Quintana’s lawyers have supplied a number of images and photos in an attempt to demonstrate that the police are responsible for her injuries.
The chief of police, Manel Prat, has said that he is “disgusted” at the fact that Puig was not given the police report that contained information about the police charges that night, and has directly accused the Mossos chiefs of concealing it.
“In the chain of command, a report that we consider to be relevant was considered by one person to not be sufficiently relevant,” Prat told the TV3 regional channel. According to sources from the interior department, the report was delivered to the head of the Brigada Mòbil riot police unit, but was not passed any further up the chain of command.
A number of sources were already suggesting that the incident would lead to the resignation or sacking of one of the heads of the General Operation Resources unit, which is responsible for the riot police. And so it came to pass, with the announcement on Thursday that the head of that department, Sergi Pla, was to resign.
“Puig has a problem: either he’s lying, or he doesn’t have a clue what’s going on in the Mossos,” said the ICV-EUiA deputy Jaume Bosch this week. “And that’s the result of his policy of arrogance that has characterized his legislature, scorning any criticism.”

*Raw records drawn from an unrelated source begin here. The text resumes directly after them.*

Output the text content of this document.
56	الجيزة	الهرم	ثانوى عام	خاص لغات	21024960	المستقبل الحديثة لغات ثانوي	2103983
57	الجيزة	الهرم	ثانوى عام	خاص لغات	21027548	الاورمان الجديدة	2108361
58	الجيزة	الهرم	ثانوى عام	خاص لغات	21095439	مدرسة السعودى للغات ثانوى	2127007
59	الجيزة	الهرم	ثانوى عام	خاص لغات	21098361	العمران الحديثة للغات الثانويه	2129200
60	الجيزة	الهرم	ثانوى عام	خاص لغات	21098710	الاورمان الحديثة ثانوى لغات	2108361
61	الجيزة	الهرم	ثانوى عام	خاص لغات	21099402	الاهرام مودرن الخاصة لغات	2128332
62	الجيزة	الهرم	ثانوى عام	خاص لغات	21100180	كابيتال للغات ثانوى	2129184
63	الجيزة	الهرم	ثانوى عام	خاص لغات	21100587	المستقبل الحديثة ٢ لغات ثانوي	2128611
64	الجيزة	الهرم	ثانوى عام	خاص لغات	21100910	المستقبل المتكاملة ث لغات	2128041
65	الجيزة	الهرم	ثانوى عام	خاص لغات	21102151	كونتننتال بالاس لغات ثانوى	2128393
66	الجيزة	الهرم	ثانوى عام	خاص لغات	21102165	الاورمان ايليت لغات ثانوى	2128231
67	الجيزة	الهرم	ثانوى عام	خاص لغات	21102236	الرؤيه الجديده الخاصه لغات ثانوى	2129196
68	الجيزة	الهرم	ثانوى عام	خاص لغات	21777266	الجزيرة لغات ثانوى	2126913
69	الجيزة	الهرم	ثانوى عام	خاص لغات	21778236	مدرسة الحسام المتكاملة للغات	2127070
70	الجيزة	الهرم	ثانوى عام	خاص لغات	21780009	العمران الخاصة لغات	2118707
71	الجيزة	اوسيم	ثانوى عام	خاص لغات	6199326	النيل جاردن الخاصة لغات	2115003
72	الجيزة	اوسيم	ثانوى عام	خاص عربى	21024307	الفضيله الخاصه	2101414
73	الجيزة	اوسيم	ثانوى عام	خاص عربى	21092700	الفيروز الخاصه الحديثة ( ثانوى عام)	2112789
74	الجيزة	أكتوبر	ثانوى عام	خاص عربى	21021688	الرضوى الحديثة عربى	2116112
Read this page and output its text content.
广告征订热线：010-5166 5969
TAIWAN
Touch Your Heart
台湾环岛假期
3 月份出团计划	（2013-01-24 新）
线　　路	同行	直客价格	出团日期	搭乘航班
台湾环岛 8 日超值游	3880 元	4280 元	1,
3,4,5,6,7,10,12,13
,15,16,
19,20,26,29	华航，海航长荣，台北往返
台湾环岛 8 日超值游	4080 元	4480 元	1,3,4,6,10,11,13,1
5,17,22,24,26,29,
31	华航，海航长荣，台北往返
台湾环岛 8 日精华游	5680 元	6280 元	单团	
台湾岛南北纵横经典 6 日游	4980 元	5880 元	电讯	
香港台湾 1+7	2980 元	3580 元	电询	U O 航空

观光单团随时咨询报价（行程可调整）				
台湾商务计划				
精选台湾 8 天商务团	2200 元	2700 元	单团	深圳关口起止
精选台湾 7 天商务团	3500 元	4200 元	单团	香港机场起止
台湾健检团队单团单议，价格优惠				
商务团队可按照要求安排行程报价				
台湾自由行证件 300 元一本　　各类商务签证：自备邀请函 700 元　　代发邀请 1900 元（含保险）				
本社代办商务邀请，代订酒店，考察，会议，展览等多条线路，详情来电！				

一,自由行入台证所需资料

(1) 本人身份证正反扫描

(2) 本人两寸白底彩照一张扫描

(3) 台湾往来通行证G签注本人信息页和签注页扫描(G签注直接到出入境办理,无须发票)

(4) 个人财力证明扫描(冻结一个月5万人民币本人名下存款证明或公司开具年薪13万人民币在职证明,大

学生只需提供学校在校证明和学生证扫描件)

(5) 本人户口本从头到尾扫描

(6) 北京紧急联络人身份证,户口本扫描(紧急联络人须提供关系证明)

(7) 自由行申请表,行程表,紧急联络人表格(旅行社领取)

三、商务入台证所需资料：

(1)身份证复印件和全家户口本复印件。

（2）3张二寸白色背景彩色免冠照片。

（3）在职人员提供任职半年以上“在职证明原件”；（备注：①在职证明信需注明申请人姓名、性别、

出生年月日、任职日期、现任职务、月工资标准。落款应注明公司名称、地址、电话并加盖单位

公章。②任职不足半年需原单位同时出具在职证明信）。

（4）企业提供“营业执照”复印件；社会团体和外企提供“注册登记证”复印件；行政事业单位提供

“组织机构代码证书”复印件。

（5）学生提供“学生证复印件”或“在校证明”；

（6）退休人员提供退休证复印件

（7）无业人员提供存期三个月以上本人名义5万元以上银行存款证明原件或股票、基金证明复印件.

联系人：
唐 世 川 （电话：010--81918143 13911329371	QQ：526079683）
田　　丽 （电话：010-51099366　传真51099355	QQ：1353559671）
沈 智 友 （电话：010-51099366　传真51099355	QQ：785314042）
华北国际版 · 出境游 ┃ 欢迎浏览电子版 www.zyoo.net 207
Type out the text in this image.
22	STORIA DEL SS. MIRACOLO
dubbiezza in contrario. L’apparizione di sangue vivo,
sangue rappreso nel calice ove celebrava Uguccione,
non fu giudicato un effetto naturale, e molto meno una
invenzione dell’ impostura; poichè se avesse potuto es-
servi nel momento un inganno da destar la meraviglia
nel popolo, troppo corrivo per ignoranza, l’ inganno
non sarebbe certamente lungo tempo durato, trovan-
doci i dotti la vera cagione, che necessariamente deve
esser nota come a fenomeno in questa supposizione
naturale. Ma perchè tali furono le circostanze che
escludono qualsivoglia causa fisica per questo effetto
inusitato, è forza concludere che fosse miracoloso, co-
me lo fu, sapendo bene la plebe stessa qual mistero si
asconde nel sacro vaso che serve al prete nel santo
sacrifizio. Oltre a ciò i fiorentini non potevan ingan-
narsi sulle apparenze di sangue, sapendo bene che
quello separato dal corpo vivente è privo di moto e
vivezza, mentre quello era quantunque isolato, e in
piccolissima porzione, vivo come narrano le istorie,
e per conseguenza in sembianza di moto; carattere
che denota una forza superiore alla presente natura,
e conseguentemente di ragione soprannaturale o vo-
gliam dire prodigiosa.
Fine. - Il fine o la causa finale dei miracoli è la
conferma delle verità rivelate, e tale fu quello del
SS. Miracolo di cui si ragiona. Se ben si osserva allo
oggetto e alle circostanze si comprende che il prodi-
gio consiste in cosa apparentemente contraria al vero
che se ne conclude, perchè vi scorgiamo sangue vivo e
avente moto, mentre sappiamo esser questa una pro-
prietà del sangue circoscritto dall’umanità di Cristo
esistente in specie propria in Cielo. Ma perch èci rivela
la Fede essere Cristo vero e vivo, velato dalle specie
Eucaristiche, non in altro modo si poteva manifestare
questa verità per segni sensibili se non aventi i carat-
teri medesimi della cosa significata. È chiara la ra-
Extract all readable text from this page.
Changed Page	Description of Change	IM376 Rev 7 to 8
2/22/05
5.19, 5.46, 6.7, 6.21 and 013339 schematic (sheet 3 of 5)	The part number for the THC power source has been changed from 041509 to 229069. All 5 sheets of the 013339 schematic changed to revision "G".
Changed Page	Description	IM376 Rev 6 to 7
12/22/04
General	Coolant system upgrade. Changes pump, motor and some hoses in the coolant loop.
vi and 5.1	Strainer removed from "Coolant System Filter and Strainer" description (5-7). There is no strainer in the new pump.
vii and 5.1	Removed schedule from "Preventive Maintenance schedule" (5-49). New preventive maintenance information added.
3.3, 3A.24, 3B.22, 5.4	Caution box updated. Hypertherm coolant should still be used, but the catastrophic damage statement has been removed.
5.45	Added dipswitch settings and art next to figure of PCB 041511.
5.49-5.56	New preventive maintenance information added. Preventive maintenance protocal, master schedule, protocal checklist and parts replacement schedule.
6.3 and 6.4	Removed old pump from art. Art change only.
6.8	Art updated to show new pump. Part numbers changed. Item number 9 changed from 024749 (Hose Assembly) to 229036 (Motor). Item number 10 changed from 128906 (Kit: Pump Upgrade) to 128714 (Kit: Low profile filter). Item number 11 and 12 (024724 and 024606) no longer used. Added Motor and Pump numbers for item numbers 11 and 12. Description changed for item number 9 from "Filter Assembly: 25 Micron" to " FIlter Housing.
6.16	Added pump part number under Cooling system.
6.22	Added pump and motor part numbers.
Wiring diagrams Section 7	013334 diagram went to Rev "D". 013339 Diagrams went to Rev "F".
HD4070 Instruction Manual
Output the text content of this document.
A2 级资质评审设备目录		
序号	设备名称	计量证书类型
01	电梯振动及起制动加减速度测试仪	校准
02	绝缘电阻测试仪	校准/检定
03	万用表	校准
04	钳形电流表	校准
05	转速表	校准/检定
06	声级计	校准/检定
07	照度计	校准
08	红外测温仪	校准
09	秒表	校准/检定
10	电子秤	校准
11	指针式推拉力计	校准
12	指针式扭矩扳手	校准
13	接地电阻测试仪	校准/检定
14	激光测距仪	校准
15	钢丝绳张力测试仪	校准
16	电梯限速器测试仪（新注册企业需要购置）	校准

Bosch also complained about the fact that Puig had given his explanations behind closed doors, and called on him to resign from his position before a new government is formed in the region.
Joining the chorus of criticism is the CCOO’s police labor union, which described the management of the case and the explanations offered as “unacceptable.” It also said that it was “irresponsible” for the interior department to criticize the Mossos and slammed Puig for not having taken the trouble to get all the information in the first place. “Puig’s word, and by extension, that of the interior department and the police, has been thrown into doubt.”